Let’s face it, most things in life are “just like a marriage” and the relationship you have with your own brand is no different. It starts with fireworks, driven by the imperative of purpose and shimmering with the potential of hopes, dreams and ambitions. But by definition, successful start-ups mature, and the mundanity of day-to-day distractions soon begin to impose themselves. If it’s not problems with suppliers, it’s HR issues… and don’t even start on the bloody cashflow.
Extend this over a period of years, and it’s easy to see how spirits can flag. A business can lose sight if its driving purpose, while a lack of energy, focus and yes, passion, can compromise performance. This theme is often a key component of brand refresh, and it is something we can tackle with gusto during our F7 Brand Gym workshop.

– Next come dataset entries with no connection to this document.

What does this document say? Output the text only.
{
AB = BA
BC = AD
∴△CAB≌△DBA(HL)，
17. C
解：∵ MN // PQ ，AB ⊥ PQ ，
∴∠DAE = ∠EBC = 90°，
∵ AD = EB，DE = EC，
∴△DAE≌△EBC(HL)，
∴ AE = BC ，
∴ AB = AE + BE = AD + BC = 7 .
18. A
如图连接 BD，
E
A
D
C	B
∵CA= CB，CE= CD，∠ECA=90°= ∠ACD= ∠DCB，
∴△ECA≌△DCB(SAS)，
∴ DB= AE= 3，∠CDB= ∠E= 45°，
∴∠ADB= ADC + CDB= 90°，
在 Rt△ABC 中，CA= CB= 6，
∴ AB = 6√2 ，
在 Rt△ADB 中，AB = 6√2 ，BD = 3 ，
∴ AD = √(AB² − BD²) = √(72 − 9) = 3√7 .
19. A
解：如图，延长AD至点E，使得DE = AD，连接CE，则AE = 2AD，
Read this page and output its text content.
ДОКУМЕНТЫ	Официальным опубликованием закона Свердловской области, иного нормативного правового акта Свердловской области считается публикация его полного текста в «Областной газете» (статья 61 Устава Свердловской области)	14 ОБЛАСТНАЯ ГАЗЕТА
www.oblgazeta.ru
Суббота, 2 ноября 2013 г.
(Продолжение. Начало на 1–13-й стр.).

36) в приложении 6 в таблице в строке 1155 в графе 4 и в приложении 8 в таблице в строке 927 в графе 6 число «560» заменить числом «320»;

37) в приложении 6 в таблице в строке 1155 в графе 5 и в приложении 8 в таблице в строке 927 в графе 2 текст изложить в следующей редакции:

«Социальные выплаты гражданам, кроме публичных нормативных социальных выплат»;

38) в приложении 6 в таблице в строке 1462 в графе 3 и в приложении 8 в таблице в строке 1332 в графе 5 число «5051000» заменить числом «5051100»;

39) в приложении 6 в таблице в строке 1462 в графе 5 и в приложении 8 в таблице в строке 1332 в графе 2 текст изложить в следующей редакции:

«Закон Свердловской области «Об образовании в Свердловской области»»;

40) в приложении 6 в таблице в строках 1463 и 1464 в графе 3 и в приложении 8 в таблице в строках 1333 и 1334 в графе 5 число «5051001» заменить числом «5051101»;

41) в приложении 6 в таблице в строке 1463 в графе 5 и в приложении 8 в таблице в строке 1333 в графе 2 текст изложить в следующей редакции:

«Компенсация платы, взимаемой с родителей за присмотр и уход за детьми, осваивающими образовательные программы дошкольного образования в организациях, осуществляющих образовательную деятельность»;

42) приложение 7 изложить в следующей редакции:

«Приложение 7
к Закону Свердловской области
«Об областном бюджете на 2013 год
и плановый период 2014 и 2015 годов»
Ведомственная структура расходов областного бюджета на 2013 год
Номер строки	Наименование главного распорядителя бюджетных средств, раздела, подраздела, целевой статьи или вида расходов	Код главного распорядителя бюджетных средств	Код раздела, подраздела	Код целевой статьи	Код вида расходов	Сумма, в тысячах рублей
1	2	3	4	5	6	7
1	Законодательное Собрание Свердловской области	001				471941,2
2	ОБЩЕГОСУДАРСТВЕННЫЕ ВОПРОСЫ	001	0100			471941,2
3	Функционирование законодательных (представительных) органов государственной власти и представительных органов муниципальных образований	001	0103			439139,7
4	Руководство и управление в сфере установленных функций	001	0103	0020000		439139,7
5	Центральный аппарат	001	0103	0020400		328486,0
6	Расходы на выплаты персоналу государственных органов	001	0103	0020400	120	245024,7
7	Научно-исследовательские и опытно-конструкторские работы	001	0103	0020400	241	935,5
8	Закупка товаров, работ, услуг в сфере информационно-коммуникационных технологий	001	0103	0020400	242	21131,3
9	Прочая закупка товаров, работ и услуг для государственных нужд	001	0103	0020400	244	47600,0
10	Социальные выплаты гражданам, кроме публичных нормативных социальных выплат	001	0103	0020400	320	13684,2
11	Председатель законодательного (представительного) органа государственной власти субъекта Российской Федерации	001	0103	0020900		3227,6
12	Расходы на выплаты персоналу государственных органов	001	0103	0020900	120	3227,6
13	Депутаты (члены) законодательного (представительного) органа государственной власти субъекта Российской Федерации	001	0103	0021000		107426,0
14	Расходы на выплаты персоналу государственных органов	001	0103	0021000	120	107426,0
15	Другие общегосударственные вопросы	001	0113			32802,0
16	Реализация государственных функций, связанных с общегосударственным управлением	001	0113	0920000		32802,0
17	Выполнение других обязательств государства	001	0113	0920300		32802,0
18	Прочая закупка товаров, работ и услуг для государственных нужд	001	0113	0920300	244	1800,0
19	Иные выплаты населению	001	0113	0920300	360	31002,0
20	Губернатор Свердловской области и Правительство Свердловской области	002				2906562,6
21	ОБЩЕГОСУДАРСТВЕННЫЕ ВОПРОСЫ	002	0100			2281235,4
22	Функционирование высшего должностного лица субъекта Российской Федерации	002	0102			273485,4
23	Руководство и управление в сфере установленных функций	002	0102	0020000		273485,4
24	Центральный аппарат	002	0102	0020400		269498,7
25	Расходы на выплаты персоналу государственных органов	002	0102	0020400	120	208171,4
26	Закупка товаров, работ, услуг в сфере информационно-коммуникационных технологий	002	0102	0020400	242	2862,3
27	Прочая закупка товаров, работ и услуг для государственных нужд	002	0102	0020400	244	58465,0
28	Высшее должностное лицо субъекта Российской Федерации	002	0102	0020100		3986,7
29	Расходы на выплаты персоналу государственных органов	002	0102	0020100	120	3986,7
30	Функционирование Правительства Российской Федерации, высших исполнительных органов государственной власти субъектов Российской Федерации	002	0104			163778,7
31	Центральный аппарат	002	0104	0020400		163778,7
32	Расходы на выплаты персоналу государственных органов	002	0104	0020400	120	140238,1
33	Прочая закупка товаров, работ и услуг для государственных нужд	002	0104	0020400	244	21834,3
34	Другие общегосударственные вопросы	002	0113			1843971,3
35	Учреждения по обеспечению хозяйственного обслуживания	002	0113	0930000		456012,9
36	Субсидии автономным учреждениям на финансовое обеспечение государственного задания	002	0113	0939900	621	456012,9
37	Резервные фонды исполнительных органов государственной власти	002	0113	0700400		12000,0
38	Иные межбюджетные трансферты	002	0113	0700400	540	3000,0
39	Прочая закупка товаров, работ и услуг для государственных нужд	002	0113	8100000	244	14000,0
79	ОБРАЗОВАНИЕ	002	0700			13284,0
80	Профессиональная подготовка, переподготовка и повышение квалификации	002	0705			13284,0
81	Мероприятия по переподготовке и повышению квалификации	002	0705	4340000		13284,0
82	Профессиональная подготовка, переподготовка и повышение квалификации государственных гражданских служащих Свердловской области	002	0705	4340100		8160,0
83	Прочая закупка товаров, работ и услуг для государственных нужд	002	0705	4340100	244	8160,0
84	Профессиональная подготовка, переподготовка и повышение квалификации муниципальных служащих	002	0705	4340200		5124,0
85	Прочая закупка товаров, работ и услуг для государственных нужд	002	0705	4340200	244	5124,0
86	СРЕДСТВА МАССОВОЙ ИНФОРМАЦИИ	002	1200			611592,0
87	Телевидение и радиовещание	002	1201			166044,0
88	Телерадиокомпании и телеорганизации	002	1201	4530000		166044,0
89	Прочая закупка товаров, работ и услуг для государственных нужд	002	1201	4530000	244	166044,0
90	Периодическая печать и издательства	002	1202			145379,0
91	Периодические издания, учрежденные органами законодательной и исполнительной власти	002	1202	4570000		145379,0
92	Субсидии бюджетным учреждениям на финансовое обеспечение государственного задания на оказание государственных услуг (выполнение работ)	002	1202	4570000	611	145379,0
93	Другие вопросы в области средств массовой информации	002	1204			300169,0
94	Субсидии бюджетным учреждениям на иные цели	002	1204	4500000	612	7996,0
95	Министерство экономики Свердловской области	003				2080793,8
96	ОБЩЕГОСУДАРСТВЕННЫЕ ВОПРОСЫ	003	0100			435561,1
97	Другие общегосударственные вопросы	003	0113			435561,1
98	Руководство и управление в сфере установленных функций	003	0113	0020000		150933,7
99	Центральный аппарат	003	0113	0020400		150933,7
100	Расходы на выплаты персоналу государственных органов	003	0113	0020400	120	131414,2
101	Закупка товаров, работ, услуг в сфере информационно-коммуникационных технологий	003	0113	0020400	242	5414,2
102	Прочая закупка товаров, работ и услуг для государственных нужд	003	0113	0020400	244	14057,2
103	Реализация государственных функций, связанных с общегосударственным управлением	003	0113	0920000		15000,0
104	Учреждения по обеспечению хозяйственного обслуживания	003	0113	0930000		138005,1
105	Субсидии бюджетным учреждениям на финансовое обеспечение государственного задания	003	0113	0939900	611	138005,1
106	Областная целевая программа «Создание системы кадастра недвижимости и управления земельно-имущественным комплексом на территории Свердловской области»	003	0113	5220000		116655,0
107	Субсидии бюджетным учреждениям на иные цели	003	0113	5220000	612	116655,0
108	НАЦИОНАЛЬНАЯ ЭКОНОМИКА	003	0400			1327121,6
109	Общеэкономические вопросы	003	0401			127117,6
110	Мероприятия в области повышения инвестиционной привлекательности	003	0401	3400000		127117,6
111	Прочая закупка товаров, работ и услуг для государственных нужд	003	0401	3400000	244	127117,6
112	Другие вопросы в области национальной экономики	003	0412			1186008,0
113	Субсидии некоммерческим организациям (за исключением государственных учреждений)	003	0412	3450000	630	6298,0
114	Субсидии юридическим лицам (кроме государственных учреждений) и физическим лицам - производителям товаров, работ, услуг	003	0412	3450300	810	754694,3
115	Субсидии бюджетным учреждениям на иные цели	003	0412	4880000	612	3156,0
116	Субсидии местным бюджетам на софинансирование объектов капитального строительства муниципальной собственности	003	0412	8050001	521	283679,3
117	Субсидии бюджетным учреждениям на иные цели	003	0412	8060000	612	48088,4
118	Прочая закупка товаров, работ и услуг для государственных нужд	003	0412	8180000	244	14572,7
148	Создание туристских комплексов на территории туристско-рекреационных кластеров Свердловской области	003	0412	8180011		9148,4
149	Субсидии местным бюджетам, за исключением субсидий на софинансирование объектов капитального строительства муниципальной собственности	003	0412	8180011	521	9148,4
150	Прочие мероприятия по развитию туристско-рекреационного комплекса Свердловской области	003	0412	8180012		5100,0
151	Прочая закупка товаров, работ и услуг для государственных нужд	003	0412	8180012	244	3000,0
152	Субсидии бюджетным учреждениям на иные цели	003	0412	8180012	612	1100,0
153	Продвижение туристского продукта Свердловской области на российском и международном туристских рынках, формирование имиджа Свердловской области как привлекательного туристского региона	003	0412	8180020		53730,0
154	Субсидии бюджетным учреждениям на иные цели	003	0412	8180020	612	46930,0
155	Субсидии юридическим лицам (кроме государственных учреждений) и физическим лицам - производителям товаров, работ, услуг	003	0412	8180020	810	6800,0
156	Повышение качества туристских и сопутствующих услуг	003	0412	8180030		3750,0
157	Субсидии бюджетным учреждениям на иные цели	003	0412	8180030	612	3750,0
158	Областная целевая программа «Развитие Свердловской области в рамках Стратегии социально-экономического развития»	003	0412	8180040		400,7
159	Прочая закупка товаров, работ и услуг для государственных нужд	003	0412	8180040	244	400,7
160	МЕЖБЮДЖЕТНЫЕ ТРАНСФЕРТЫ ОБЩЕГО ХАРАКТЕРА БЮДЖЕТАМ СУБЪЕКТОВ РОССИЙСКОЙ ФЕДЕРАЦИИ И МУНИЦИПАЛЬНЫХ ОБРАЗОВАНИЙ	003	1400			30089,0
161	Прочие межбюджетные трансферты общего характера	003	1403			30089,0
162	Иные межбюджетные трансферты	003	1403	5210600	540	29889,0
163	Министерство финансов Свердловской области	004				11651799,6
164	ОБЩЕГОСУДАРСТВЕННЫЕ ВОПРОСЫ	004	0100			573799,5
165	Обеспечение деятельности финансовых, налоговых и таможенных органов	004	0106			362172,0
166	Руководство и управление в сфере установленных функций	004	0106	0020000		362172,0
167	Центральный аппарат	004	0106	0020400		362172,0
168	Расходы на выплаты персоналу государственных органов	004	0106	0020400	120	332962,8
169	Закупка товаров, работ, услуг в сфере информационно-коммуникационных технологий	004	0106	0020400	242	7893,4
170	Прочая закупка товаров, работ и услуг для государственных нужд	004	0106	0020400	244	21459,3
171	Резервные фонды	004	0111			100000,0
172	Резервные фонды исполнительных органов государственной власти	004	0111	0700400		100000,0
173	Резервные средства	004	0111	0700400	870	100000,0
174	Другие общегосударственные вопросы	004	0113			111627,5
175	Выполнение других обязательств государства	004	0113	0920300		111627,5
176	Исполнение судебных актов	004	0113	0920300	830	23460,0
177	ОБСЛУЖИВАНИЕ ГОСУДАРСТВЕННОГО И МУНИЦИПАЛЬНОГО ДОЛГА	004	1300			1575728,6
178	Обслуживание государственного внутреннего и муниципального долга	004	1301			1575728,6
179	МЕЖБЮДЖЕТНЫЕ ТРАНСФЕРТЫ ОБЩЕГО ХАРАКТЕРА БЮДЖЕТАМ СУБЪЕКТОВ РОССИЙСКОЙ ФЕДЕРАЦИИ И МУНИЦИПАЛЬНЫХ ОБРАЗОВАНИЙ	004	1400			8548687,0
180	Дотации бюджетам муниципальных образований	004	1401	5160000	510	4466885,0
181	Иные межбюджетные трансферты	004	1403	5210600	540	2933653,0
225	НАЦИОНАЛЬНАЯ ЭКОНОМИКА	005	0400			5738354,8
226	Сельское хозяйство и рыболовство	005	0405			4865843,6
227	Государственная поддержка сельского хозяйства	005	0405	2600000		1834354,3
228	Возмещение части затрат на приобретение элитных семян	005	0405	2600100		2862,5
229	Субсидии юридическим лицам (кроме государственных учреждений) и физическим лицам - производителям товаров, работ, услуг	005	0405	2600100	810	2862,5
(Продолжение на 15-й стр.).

We’d recommend it if you are a business owner looking to rekindle the love and put the romance back into your annual turnover. For us, a much-needed brand launch runs much deeper than a new logo and look and feel. (Although they do bring the excitement back and make the heart beat faster.) Often, a key aim of a workshop is to remind you of what drove you to set up your business in the first place.
Then as a group we can use that motivation to put real energy into redefining your brand purpose, personality, tone of voice and (above all) competitive differentiation for today’s business landscape. The upshot is a marketing reboot that will set your pulse racing all over again. Think of it as marriage guidance without the recrimination. You’ll love it.